Argentina’s central bank cut the interest rate from 50 per cent to 40 per cent as inflation came down to the monthly rate of 8.8 per cent, a wee bit better than the projected 9 per cent from 25 per cent in December.
President Javier Milei, the political novice and television economic pundit who won the presidency late last year, has been taking drastic austerity measures. Many of the salaried people and pensioners are feeling the pinch but they hope that inflation will be tamed.
The annual rate of interest through April stood at 289.4 per cent. The impact on the ground is yet to be felt by people. Shopkeepers and buyers complain that the government says that inflation is down but they are yet to feel it because prices remain high. For the last few years, Argentinian economy has been in turmoil with inflation crossing 300 per cent per annum.
The central bank interest rate had to be increased to unrealistic levels to combat the three-digit inflation levels. Sandra Boluch, 50, a fruit and vegetable seller in Buenos Aires says, “ No matter how much the inflation rate goes down, which is what everyone says, it is not reflected here because, there are items that should have gone down but haven’t.”
She says that the workers’ salaries had to be increased because their rentals had gone up. As prices of plastic bags have gone up, the prices of carrots and apples remain stubbornly high.
Eugenio Mari, chief economist at Libertad and Progreso Foundation, a consultancy, observed, “He (Milei) generated a monetary austerity shock, stopped injecting pesos into the economy, and gave a strong signal of fiscal austerity.” This has hit salaries and economic activity.
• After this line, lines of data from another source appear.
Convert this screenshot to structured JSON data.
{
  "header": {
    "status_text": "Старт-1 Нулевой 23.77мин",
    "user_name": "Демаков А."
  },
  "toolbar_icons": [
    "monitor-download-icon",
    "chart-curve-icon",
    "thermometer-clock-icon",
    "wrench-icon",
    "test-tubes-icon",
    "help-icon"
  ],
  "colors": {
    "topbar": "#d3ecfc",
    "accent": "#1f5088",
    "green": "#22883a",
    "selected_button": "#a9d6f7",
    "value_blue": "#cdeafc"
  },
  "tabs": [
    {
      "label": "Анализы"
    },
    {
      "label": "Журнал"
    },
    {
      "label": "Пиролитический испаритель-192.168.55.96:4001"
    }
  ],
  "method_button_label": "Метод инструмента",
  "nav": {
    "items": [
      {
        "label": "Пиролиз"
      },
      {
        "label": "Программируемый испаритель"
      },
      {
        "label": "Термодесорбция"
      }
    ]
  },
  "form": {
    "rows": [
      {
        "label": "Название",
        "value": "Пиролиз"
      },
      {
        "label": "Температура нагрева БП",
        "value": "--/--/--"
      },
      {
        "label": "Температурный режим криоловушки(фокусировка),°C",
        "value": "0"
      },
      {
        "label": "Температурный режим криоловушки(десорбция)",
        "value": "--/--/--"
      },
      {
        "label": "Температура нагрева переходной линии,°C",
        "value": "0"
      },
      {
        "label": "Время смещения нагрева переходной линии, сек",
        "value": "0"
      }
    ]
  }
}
But the harsh measure seems to be bringing in the dividend of an improved economy. He says, “But the interesting thing is that now, with the drop in inflation, the door is open for real wages to recover.” The International Monetary Fund (IMF) had said on Monday it would release $800 million loan, which is seen as a vote of confidence in Milei’s austerity measures.
But not everyone thinks that Milei’s measures are working. The perception is that Argentina is entering a painful recession. Even the IMF says the Argentinian economy would shrink 2.8 per cent in 2024. Says Monica de Bolle, senior fellow at the Peterson Institute of International Economics who studies emerging markets, “You’ve had a massive collapse in private spending, which explains why consumption has dropped dramatically and why inflation is also falling.”
It looks a tough battle but there are signs and hopes that inflation will be brought under control though it is likely to take longer than expected. And it is also likely that only someone who is not a professional politician like Javier Milei could have taken the risk of taking the tough decisions on the economy.
People of Argentina seem to have chosen Milei because they felt that here is the man who will make the right moves, however painful they may be in the short term. The case of the Argentinian economy getting into rough waters is not unusual in the political atmosphere of South America, which veers between populist left-wing leaders and right-wing leaders who try to favour the business class forgetting the majority that is poor.
In Argentina the situation reached a dead-end, when both the rich and the poor were caught in the winds of uncontrolled inflation. There was need for someone who had to calm the inflationary trend. Milei’s economics may not work over a long period, but he is the man of the hour.